As most know, the school “power” system is structured with students at lowest end, then the teachers, leading to administrators and finally the school board members. Though the school board members sit on the top of the “power” structure, it doesn’t necessarily mean that all problems should start and end there. A similar situation would be if an average citizen put the blame of all their problems on the federal government. Though the federal government could be the source of the problem, it doesn’t necessarily mean that it is truly the one to blame.

An exemplary situation in which this could happen is when information is passed from person to person. Instead of getting news directly from the source, information is passed around through various means of communication, which could alter the information. This could be a result of personal bias, misremembering or a variety of other factors.

This is not uncommon in school; a student that gains information is more than likely going to share it with fellow students until the information is entirely differently from when it started.

In addition, problems that stem from within a school will sometimes be seen as a problem caused by the school board, even though the board had nothing to do with the problem. Some view these situations as, “Since the board runs the school, they need to solve the problem.” Should this really be the case? There are instances where higher authority might be unaware of problems that happen on a student level. How can a group do anything about a situation where the problem is not even known? As a result, if a person believes a problem should be solved by the school board, the person should first be in contact with the proper sources to make sure the situation is appropriately handled.

The main problem with blaming the highest authority — in the case of school, members of the school board — is that situations will go unresolved. With increased reliance on higher authority to solve more and more problems, then the lower “power” groups would be subjecting themselves to reliance on high “power” groups. If this is the case, more problems could go unnoticed by people in higher positions and those problems become bigger.

This could also lead to grudges. If a problem isn’t solved like one would expect because the proper steps were not taken, the foundless blame could turn into a grudge. This grudge would then continue to grow and distance the two parties. At that point, if the grudging party runs into a problem where they need the group, it becomes unlikely a proper resolution will be reached in the matter.

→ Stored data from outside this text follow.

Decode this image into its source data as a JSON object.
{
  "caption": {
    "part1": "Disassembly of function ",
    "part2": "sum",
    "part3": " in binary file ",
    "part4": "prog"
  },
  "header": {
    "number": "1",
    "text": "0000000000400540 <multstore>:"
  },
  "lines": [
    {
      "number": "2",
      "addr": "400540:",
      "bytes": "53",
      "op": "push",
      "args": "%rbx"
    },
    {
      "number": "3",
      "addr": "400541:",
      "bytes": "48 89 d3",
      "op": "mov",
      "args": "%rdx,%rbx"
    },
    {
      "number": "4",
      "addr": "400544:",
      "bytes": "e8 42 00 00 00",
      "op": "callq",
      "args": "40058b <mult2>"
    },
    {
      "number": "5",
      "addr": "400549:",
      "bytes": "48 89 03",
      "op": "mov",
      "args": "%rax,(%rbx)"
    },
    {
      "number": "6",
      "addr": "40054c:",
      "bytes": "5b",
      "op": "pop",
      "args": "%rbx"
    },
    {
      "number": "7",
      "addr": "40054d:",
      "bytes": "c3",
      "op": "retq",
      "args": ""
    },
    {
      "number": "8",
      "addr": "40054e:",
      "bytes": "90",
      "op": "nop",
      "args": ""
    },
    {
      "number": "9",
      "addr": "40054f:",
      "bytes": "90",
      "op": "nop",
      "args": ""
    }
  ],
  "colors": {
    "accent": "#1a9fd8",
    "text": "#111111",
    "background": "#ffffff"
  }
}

In conclusion, blame for problems shouldn’t be passed to other groups of people. This especially goes for a school environment, where some problems could potentially go unnoticed. If a problem does indeed occur, a mindset should be held where the truly responsible party should handle the situation. If they are unable to, then they should guarantee the situation can be handled by a suitable party. False assumptions lead to problems growing bigger without a resolve to them in the end.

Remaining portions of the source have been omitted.